Fscrawler for ES clustering

Hello,

I have configured ES cluster with 3 nodes.
I want to index files using fscrawler.
Is there any setting i need to do to mention all 3 nodes in fscrawler config file?

Thanks,
Priyanka

Hey

Have a look here:

https://fscrawler.readthedocs.io/en/latest/admin/fs/elasticsearch.html#node-settings

There's an example of this.

Hello @dadoonet,

Thanks for your reply!!!!

One more question, I want to index files that are located on another server.
That means my indexing job will run from one server but files should be indexed from another server.
So is there any options for such a condition or we can mentioned path directly in url ?

Regards,
Priyanka

To index remote files you can:

  • run FSCrawler on the remote machine (indexing local files)
  • mount the remote dir on the machine where FSCrawler is running
  • use ssh to index remotely

The first solution is the best IMO.

Hello @dadoonet,

I am trying to use SSH. But it is not working for me.

My config file:

---
name: "remote"
fs:
  url: "C:\\tmp\\priyanka"
server: 
    hostname: "Myremoteserver.com"
	username: "myusername"
	password: "Mypassword"
    port: 22
    protocol: "ssh"
  update_rate: "15m"
  excludes:
  - "*/~*"
  json_support: false
  filename_as_id: false
  add_filesize: true
  remove_deleted: true
  add_as_inner_object: false
  store_source: false
  index_content: true
  attributes_support: false
  raw_metadata: false
  xml_support: false
  index_folders: true
  lang_detect: false
  continue_on_error: false
  ocr:
    language: "eng"
    enabled: true
    pdf_strategy: "ocr_and_text"
  follow_symlinks: false
elasticsearch:
  nodes:
  - url: "http://127.0.0.1:9200"
  bulk_size: 100
  flush_interval: "5s"
  byte_size: "10mb"

Regards,
Priyanka

Could you share FSCrawler logs?
Start with the --debug option.

Hello @dadoonet,

I have already created fscrawler job.

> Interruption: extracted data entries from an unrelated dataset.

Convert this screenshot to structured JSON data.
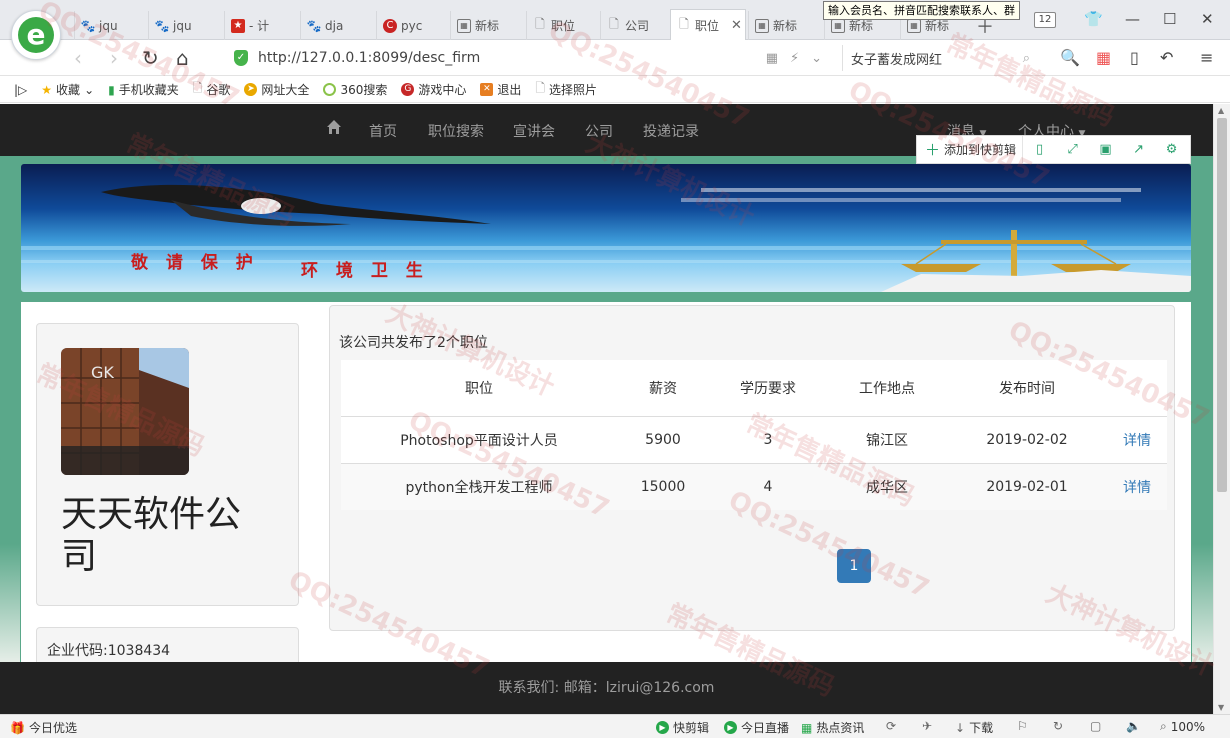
{
  "browser": {
    "tabs": [
      {
        "label": "jqu",
        "icon": "paw"
      },
      {
        "label": "jqu",
        "icon": "paw"
      },
      {
        "label": "- 计",
        "icon": "red-flag"
      },
      {
        "label": "dja",
        "icon": "paw"
      },
      {
        "label": "pyc",
        "icon": "c-red"
      },
      {
        "label": "新标",
        "icon": "grid"
      },
      {
        "label": "职位",
        "icon": "doc"
      },
      {
        "label": "公司",
        "icon": "doc"
      },
      {
        "label": "职位",
        "icon": "doc",
        "active": true
      },
      {
        "label": "新标",
        "icon": "grid"
      },
      {
        "label": "新标",
        "icon": "grid"
      },
      {
        "label": "新标",
        "icon": "grid"
      }
    ],
    "tooltip": "输入会员名、拼音匹配搜索联系人、群",
    "tab_count": "12",
    "url": "http://127.0.0.1:8099/desc_firm",
    "search_text": "女子蓄发成网红",
    "bookmarks": [
      "收藏",
      "手机收藏夹",
      "谷歌",
      "网址大全",
      "360搜索",
      "游戏中心",
      "退出",
      "选择照片"
    ],
    "status": {
      "left": "今日优选",
      "items": [
        "快剪辑",
        "今日直播",
        "热点资讯"
      ],
      "download": "下载",
      "zoom": "100%"
    }
  },
  "site": {
    "nav": {
      "items": [
        "首页",
        "职位搜索",
        "宣讲会",
        "公司",
        "投递记录"
      ],
      "right": [
        "消息",
        "个人中心"
      ]
    },
    "quick_clip": "添加到快剪辑",
    "banner_text": {
      "slogan_left": "敬 请 保 护",
      "slogan_right": "环 境 卫 生"
    },
    "company": {
      "name": "天天软件公司",
      "code_label": "企业代码:1038434"
    },
    "jobs": {
      "summary": "该公司共发布了2个职位",
      "headers": [
        "职位",
        "薪资",
        "学历要求",
        "工作地点",
        "发布时间",
        ""
      ],
      "rows": [
        {
          "title": "Photoshop平面设计人员",
          "salary": "5900",
          "edu": "3",
          "place": "锦江区",
          "date": "2019-02-02",
          "action": "详情"
        },
        {
          "title": "python全栈开发工程师",
          "salary": "15000",
          "edu": "4",
          "place": "成华区",
          "date": "2019-02-01",
          "action": "详情"
        }
      ],
      "page": "1"
    },
    "footer": "联系我们:  邮箱：lzirui@126.com"
  },
  "watermark": [
    "QQ:254540457",
    "常年售精品源码",
    "大神计算机设计"
  ],
  "colors": {
    "nav_bg": "#222222",
    "page_green": "#5aa88a",
    "link": "#337ab7",
    "logo_green": "#3aa946"
  }
}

And updated settings.yaml file.
When am trying to run that same job, it is showing that , this job is not exists. Do you want to create it again.

fscrawler remote --debug
09:17:35,051 DEBUG [f.p.e.c.f.f.FsCrawlerUtil] Mapping [2/_settings.json] already exists
09:17:35,055 DEBUG [f.p.e.c.f.f.FsCrawlerUtil] Mapping [2/_settings_folder.json]already exists
09:17:35,055 DEBUG [f.p.e.c.f.f.FsCrawlerUtil] Mapping [5/_settings.json] already exists
09:17:35,055 DEBUG [f.p.e.c.f.f.FsCrawlerUtil] Mapping [5/_settings_folder.json]already exists
09:17:35,055 DEBUG [f.p.e.c.f.f.FsCrawlerUtil] Mapping [6/_settings.json] already exists
09:17:35,055 DEBUG [f.p.e.c.f.f.FsCrawlerUtil] Mapping [6/_settings_folder.json]already exists
09:17:35,055 DEBUG [f.p.e.c.f.f.FsCrawlerUtil] Mapping [7/_settings.json] already exists
09:17:35,055 DEBUG [f.p.e.c.f.f.FsCrawlerUtil] Mapping [7/_settings_folder.json]already exists
09:17:35,055 DEBUG [f.p.e.c.f.c.FsCrawlerCli] Starting job [remote]...
09:17:35,347 WARN  [f.p.e.c.f.c.FsCrawlerCli] job [remote] does not exist
09:17:35,347 INFO  [f.p.e.c.f.c.FsCrawlerCli] Do you want to create it (Y/N)?

Regards,
Priyanka

Which FSCrawler version are you using? I guess it's 2.7?
What do you have in your User home directory under .fscrawler dir?

Hello @dadoonet,

I am using fscrawler version 7.2.7.
In .fscrawler dir, I have 3 folders.

  1. _default
  2. new_attachment (I have indexed my local files)
    3.remote (i am trying to index files remotely.)

Regards,
Priyanka

What do you have in remote dir? And what is the content of the files?

Hello @dadoonet,,

In remote dir, I have _settings.yaml file. And content of that file i have already mentioned in above update.

Regards,
Priyanka

Which exact version did you download? Which file I mean? What is the date?

Hello @dadoonet,

i have downloaded version 7.2.7.
fscrawler-es7-2.7-20190625.065648-37 zip file i have downloaded.

Regards,
Priyanka

Ok. It's a very old one.

Could you use this one? https://oss.sonatype.org/content/repositories/snapshots/fr/pilato/elasticsearch/crawler/fscrawler-es7/2.7-SNAPSHOT/fscrawler-es7-2.7-20200122.065827-76.zip

Hello @dadoonet,

I have downloaded the mentioned version.
in config file, url path should be path from remote server from where we want to index files?

name: "test"
fs:
  url: "/path/to/data/dir/on/server"
server:
  hostname: "mynode.mydomain.com"
  port: 22
  username: "username"
  password: "password"
  protocol: "ssh"

Regards,
Priyanka

This is what will happen behind the scene;

ssh mynode.mydomain.com
cd /path/to/data/dir/on/server
ls

Hello @dadoonet,

I am getting an error :

05:50:08,288 WARN [f.p.e.c.f.FsParserAbstract] Error while crawling /path/to/data/dir/on/server: /path/to/data/dir/on/server doesn't exists.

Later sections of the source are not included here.